In order to create a fake record, you would need to replace the PGP ID on the registrar's record. In order to that, you'd need to intercept and decrypt a PGP encrypted email. In order to do that you need to be in possession of the private key and have the passphrase. An attacker could steal the private key from the domain owner's computer [not the server] and install a keylogger to get the passphrase ... or an attacker could produce a private key from a public key... good luck with that one...
The system I've laid out would be significantly more secure and less spoof-able than the current system.

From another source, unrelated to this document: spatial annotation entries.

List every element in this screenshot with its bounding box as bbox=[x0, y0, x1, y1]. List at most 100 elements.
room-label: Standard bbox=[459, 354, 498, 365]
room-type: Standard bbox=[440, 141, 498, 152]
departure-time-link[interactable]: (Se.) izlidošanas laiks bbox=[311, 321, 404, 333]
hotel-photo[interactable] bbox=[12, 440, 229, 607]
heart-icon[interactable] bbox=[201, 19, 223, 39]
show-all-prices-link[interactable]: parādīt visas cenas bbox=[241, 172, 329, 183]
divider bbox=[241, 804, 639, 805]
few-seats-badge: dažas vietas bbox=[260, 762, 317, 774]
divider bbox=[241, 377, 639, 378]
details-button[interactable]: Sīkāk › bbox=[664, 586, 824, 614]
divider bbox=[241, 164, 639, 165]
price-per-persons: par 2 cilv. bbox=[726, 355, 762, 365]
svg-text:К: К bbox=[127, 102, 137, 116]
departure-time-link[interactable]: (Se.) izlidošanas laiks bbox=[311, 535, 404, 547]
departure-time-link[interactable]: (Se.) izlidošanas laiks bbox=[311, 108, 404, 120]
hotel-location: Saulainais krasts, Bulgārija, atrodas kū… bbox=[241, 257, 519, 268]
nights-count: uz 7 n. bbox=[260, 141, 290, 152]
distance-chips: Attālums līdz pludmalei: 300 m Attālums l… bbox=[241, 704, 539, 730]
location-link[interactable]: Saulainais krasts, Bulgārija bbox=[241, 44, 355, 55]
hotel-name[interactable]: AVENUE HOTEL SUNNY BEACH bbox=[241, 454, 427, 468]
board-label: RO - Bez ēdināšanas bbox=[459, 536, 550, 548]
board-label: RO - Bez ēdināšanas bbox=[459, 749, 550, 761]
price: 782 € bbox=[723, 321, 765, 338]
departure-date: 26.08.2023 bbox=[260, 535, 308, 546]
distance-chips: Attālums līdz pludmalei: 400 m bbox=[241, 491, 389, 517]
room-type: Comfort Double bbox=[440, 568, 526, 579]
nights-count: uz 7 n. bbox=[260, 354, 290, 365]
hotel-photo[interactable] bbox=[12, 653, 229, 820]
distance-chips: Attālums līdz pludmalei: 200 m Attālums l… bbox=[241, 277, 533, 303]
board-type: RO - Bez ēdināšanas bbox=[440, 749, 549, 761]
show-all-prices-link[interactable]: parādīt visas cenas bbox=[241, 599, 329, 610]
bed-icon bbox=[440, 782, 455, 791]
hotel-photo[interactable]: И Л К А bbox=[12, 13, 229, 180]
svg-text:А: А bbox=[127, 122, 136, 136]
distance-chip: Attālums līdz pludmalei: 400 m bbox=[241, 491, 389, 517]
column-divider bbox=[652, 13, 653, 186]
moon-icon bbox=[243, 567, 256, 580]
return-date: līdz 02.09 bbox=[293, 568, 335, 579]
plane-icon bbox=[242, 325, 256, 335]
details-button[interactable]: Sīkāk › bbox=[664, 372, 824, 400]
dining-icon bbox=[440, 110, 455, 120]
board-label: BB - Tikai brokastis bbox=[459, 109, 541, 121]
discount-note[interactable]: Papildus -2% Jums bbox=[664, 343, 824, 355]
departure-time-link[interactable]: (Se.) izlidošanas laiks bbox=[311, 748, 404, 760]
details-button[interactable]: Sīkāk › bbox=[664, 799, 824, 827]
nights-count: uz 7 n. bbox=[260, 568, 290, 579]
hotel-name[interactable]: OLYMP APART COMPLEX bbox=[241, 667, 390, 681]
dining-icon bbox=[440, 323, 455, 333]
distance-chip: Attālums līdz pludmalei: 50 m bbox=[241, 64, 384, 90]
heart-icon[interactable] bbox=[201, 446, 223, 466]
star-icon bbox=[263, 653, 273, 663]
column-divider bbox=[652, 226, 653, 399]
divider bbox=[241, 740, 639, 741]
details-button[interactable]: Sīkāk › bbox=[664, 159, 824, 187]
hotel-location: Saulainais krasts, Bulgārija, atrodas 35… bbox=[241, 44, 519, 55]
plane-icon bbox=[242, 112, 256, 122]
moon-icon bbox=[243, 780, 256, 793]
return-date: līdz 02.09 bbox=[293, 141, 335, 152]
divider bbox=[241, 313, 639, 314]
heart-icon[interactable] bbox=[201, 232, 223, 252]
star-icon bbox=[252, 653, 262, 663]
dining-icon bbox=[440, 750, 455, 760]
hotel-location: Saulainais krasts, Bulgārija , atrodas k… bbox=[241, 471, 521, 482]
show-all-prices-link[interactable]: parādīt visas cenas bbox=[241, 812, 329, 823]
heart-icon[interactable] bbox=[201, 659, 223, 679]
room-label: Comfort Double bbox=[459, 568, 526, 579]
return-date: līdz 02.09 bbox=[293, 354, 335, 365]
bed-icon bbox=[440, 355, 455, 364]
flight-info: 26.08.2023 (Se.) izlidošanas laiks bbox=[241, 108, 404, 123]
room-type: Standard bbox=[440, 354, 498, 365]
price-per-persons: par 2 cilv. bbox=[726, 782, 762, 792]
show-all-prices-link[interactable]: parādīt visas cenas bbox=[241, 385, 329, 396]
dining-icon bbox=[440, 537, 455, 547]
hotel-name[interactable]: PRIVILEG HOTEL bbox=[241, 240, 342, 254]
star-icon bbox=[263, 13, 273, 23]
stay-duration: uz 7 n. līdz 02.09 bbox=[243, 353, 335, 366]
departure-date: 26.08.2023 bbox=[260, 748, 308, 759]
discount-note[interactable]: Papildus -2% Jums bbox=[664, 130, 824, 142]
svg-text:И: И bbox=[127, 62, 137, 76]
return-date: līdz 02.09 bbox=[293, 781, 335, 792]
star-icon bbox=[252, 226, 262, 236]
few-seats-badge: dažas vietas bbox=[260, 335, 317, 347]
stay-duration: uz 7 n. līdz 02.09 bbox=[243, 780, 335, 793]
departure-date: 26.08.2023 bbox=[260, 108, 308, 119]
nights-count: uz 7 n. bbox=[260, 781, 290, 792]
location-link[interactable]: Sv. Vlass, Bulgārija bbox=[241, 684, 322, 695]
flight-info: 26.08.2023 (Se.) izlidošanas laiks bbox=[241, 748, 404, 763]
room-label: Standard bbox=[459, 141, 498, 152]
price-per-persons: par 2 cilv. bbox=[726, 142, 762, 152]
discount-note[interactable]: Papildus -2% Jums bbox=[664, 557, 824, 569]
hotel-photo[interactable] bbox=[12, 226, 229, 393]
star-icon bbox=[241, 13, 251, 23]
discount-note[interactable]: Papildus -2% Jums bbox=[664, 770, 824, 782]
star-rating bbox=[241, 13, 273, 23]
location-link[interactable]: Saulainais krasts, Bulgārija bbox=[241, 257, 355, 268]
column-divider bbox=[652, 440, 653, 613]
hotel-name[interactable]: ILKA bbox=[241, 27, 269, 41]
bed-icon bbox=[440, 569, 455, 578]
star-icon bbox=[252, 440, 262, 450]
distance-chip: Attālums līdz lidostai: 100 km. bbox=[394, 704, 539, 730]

Further, DNSSEC becomes entirely unnecessary...
Also, it is entirely possible to create a registrar which would store all user record data in an encrypted store which could also be encrypted using a domain owner provided public key... if this were added to the architecture, no government entity could modify anything regarding a domain - except replacement of the entire record.
Of course, since the entire system current and any possible future Internet relies upon computers and networks that are explicitly not under the control of the content provider - any government can at any time break the system... This is always going to be true of any and every system of wide networks.
EDIT: Computer A and B need a third entity C to validate A to B and B to A. True... However, this does not need to be a computer -- it could very well be a cryptographically generated unique ID... In my example "C" is the PGP ID. However, it could be any cryptographic item that is tied to the domain record and only modifiable using the private key that generated the unique cryptographic item... for example, it could be a bit coin address.
> Of course, since the entire system current and any possible future Internet relies upon computers and networks that are explicitly not under the control of the content provider - any government can at any time break the system... This is always going to be true of any and every system of wide networks.
This is the entire reason we are trying to get away from CAs! What we have works perfectly fine. The only reason anyone wants to get away from it is to prevent state actors from overriding a CA's authority. If you want to just reinvent the wheel with the DNS system, use RFC 6698.
My idea was a thought project, and I was not aware of RFC 6698. Thanks for the reading material, it sounds similar to my thought process...
However, my personal reasons to discard the current CA system is to enable secure communications from multiple subdomains without the need to pay a $500 rental fee for a wildcard identity+cert --- As well as enable secure passwordless access to A/MX records without fear of compromise.
The government is going to be able to break any system that's put out there. At the very least, a government can disrupt IP traffic in and out of a node. There is always going to be an open addressing scheme, unless the network is an encrypted peer-to-peer network with every node attempting to decrypt every packet... I seem to remember reading about a block chain peer-to-peer data network being developed. However, my guess is that overhead bandwidth limitations will be a problem for large networks.
You're defining trust as trust that the entity is who the entity claims to be in societal space. But this is unnecessary. All that needs to be trusted is that the claimed domain owner is the domain owner. It doesn't matter who that entity is in societal space - just cryptographic space.
Each domain is its own CA. And the registrar doesn't need to be trusted at all. All it is doing is dolling out domain names to public keys. There is no need for "true" personal identity to be established - since the only entity that can decrypt the PGP encrypted verification email is the owner of the associated private key.